24 de julio 2019 , 07:00 p.m.

Macías, el presidente del Senado, no pudo terminar la legislatura sin meter la pata. Pero su “última jugadita” para acallar a la oposición es lo de menos. Jugaditas como estas son frecuentes en las democracias. La película Lincoln mostró cómo uno de los presidentes más celebrados de EE. UU. también hizo marrullas en el Congreso para abolir la esclavitud cuando la guerra civil llegaba a su fin.

Lo preocupante es que las embarradas de Macías son síntomas de algo más sustantivo, de la incapacidad de la clase política, desde el Congreso, de asumir un proyecto de gobierno en serio, más allá de prebendas, arreglos y tecnicismos legales.
Cuando hay jugaditas pero no un propósito político claro, el papel de la clase política se desvanece.

El asunto, en realidad, rebasa a Macías. El presidente Duque está divorciado con el partido que lo eligió, así aparenten vivir en la misma casa. El uribismo tiene un proyecto de país muy claro. Es un proyecto que va desde posturas ideológicas muy conservadoras, como la prohibición del consumo de drogas, la negativa al matrimonio homosexual, etc., hasta posturas políticas que trastocarían el orden institucional, como el Estado de opinión y la posibilidad de un referendo constitucional.

La jugadita de Duque ha sido utilizar el Congreso al mínimo para evitar en lo posible comprometerse o chocar con el uribismo

Y va quedando claro que Duque no le jala a este proyecto. No es que sea como Santos, que inmediatamente fue elegido, gracias a Uribe, buscó las formas para montar un proyecto aparte y armar una colectividad política que lo apoyara en el Congreso. No hay ruptura como tal porque Duque no ofrece ningún proyecto, salvo administrar bien lo que hay.

Reconoce a Uribe como el líder del partido de gobierno, aunque, paradójicamente, no pone a disposición su gobierno para sacar adelante el proyecto del uribismo. La ‘mermelada’ que concede es mínima. Se las tienen que arreglar solos. De allí que, no obstante tener presidente, son minoría en el Congreso, así sea la minoría más grande.

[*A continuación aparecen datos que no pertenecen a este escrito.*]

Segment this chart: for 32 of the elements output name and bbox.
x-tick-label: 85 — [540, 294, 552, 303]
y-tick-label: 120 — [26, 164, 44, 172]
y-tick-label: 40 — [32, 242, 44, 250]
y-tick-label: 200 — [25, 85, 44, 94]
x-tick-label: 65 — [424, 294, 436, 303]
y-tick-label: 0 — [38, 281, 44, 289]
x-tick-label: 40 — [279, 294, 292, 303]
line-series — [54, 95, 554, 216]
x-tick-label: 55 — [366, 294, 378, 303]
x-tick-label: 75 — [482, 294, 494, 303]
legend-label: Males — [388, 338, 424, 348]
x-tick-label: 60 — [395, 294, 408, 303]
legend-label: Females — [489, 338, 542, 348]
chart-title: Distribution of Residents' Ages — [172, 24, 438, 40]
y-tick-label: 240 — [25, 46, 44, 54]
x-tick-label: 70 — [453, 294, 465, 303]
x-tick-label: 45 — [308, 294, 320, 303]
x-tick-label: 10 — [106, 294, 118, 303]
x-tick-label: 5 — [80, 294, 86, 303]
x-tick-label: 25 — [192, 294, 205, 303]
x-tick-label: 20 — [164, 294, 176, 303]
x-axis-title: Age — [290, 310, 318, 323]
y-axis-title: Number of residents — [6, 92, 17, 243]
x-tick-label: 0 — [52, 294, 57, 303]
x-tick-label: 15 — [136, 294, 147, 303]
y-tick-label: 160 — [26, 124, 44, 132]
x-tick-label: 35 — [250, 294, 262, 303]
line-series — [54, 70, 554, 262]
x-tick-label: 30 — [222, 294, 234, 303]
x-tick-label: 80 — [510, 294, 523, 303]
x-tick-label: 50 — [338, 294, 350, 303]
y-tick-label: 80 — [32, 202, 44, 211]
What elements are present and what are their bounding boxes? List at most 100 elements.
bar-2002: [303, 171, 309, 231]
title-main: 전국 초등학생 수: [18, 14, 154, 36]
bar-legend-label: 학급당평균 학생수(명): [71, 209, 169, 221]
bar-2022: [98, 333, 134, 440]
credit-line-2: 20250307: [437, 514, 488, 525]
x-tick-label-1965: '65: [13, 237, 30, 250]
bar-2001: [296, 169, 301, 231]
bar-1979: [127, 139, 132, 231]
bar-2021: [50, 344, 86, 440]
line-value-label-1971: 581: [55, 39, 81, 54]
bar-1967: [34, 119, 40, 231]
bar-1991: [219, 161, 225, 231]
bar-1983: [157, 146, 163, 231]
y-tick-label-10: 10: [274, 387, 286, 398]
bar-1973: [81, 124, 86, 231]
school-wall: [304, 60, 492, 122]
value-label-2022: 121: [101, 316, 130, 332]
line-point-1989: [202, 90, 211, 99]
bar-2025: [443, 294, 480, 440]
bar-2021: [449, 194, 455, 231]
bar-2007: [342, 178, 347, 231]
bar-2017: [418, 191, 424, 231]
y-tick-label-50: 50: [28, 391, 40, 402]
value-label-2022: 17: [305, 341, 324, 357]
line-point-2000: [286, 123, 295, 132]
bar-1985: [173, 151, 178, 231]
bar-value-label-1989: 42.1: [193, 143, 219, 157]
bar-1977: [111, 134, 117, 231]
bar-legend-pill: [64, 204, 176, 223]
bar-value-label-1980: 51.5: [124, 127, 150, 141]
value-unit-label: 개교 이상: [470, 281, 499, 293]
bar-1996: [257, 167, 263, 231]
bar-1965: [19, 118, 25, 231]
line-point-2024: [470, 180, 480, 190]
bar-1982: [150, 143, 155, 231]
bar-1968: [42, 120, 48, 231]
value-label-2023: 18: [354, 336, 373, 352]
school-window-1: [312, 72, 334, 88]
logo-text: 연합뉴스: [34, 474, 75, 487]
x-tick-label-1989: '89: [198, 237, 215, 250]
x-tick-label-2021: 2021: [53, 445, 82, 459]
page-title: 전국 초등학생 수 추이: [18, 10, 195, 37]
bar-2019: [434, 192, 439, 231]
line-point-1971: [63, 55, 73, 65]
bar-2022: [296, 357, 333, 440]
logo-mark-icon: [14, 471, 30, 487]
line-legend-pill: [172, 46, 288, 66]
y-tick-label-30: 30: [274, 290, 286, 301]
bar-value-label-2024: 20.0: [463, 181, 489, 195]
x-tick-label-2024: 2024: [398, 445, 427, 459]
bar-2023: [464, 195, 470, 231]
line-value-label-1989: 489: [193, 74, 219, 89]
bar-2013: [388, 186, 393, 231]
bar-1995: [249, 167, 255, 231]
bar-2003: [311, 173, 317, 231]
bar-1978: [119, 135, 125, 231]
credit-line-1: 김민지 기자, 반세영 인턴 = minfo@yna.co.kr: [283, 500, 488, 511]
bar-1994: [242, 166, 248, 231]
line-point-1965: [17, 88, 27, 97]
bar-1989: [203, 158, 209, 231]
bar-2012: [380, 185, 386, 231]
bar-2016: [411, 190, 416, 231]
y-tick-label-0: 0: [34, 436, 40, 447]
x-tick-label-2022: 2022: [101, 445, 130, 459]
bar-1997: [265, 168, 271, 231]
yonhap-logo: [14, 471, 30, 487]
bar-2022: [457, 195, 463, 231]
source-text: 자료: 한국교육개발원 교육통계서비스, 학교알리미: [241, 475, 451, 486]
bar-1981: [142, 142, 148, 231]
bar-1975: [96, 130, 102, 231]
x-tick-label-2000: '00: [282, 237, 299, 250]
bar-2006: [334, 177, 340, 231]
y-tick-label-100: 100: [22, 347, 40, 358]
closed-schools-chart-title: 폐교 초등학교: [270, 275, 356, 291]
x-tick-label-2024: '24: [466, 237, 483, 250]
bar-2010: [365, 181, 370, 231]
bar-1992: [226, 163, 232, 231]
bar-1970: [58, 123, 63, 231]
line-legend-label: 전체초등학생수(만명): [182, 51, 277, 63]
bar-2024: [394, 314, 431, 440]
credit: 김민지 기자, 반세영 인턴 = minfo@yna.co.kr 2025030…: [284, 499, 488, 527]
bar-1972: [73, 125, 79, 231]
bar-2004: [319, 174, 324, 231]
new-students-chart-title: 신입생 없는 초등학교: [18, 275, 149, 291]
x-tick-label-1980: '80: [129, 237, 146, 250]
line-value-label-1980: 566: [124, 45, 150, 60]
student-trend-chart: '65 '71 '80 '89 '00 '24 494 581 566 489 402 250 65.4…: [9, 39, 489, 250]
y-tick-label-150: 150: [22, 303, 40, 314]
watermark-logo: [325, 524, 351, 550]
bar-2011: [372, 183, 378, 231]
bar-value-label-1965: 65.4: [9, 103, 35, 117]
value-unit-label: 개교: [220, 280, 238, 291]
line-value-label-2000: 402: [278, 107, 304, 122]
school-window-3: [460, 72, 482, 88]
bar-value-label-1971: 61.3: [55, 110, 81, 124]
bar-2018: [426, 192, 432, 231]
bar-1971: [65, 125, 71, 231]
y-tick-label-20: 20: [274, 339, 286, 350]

La jugadita de Duque ha sido utilizar el Congreso al mínimo para evitar en lo posible comprometerse o chocar con el uribismo. Por eso pareciera que es más un administrador de Estado que un jefe de Estado. Esta estrategia le puede salir bien, al final tendríamos un país mejor administrado. Sin embargo, Colombia tiene graves asuntos políticos que resolver –la polarización, el cierre del proceso de paz, la corrupción, etc.–, que exigen un liderazgo político con mayor visión desde la Presidencia.